Current assignee: State Grid Corp of China SGCC; State Grid Jiangxi Electric Power Co Ltd
Priority date: 2018-07-27
Filing date: 2018-07-27
Publication date: 2020-02-07

Abstract

The invention is suitable for the technical field of power grid data analysis and decision research, and provides a power distribution network data clustering integration method, which comprises the following steps: generating an alternative cluster set of the power distribution network data; screening the candidate cluster set based on a hierarchical progressive local weight algorithm to obtain a basic cluster set; and integrating the basic clustering set by a hierarchical clustering method to obtain final integrated clustering. Therefore, the power distribution network data clustering integration method based on the hierarchical progressive strategy can effectively improve the clustering effect of the power distribution network data.

Description

Power distribution network data clustering integration method based on hierarchical progressive strategy

Technical Field

The invention relates to the technical field of power grid data analysis and decision research, in particular to a power distribution network data clustering integration method.

Background

The clustering integration method is an effective power distribution network line data clustering analysis method, wherein an integration strategy based on clustering weight information entropy is an effective novel integration clustering scheme, but the method has the defects of large calculation amount, sensitivity to basic clustering and the like.

In summary, the clustering method for power distribution network data in the prior art obviously has inconvenience and defects in practical use, so that improvement is needed.

Disclosure of Invention

In view of the above defects, the present invention provides a power distribution network data clustering integration method, which can effectively improve the clustering effect of power distribution network data.

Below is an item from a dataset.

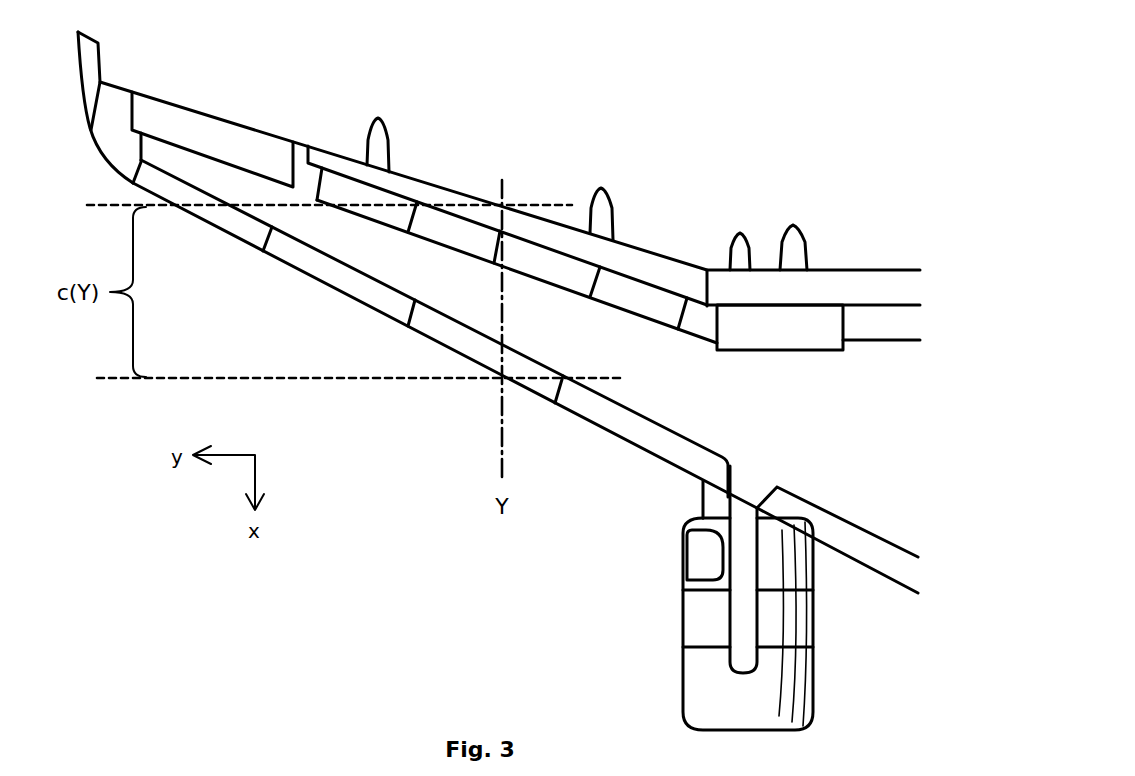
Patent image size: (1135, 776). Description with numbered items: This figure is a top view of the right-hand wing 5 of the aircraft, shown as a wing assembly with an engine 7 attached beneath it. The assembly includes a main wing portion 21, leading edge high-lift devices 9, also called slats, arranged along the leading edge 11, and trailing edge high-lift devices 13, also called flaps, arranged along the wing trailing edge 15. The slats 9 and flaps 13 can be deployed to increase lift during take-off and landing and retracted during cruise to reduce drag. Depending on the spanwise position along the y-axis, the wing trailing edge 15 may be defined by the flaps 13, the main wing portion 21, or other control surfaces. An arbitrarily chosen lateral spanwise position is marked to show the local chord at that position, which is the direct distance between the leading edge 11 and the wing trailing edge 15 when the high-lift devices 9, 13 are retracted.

In order to achieve the above object, the present invention provides a power distribution network data clustering integration method based on a hierarchical progressive strategy, which includes:

A. generating an alternative cluster set of the power distribution network data;

B. screening the candidate cluster set based on a hierarchical progressive local weight algorithm to obtain a basic cluster set;

C. and integrating the basic clustering set by a hierarchical clustering method to obtain final integrated clustering.

According to the power distribution network data clustering integration method, in the step A, the alternative clustering set is generated through a K-means method.

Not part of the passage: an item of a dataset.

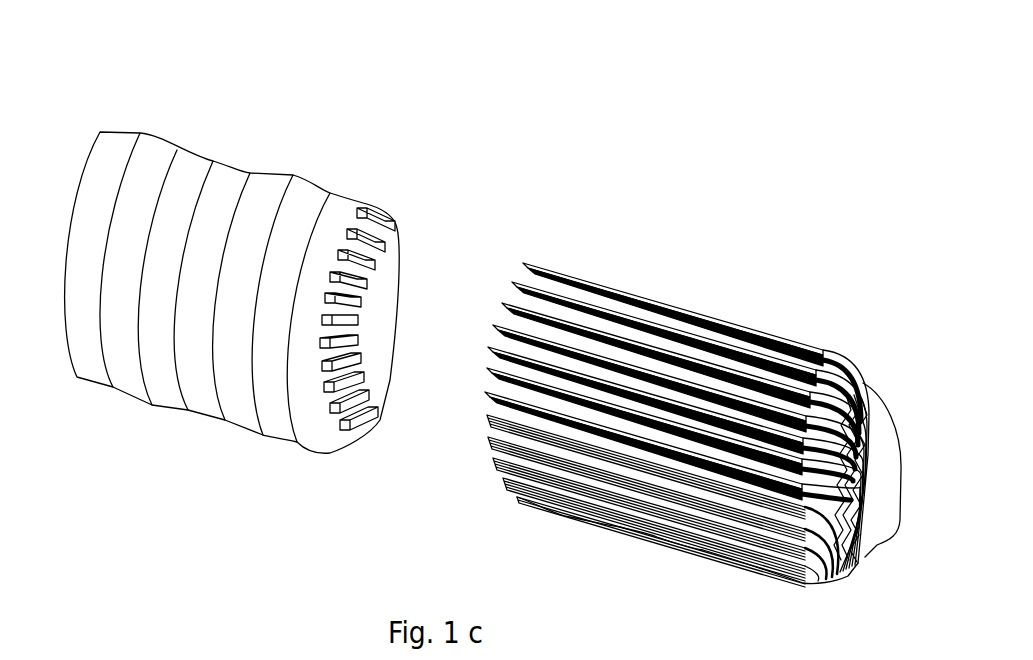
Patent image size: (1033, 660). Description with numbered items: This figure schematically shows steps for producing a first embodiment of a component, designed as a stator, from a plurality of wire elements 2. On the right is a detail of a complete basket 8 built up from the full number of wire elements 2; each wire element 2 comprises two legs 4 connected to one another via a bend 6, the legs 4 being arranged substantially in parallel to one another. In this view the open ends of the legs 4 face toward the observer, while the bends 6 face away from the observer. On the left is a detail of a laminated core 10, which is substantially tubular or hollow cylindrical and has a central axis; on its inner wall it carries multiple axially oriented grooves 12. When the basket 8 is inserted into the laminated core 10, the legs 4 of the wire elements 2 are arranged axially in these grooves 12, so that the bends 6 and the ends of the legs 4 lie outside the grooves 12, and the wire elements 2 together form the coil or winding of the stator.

According to the power distribution network data clustering integration method, the step of generating the alternative cluster set through a K-means method comprises the following steps:

a1, initial data set S ═ S for distribution network data₁,s₂,...,s_nThe element number | S | is n, and the number of the alternative clusters of the alternative cluster set to be generated is M;

a2, setting a first control parameter j and setting an initial value to be 1, and defining a parameter k;

a3, if j is less than M, the slave data set S ═ S₁,s₂,...,s_nRandomly selecting K elements as initial cluster centers to form K clusters;

a4, setting a second control parameter i to be 1, if i is smaller than n-k, jumping to the step A5, otherwise, jumping to the step A7;

a5, respectively calculating Euclidean distances from the ith element to k cluster centers in the remaining n-k elements in the data set S, and selecting the cluster closest to the cluster center to join;

a6, adding 1 to the second control parameter i, and going to step A5;

a7, selecting 1 cluster center from the k clusters again to form k new cluster centers, calculating the Euclidean distance from the element to the new cluster center, if the new cluster center is the same as the previous cluster center, jumping to the step A8, otherwise, jumping to the step A4;

a8, obtaining the candidate cluster theta_jAnd the mark is determined clustering and added with an alternative clustering set theta;

a9, adding 1 to the first control parameter j, and jumping to the step A3;

a10, obtaining the candidate cluster set as Θ ═ θ₁，θ₂，...，θ_M}。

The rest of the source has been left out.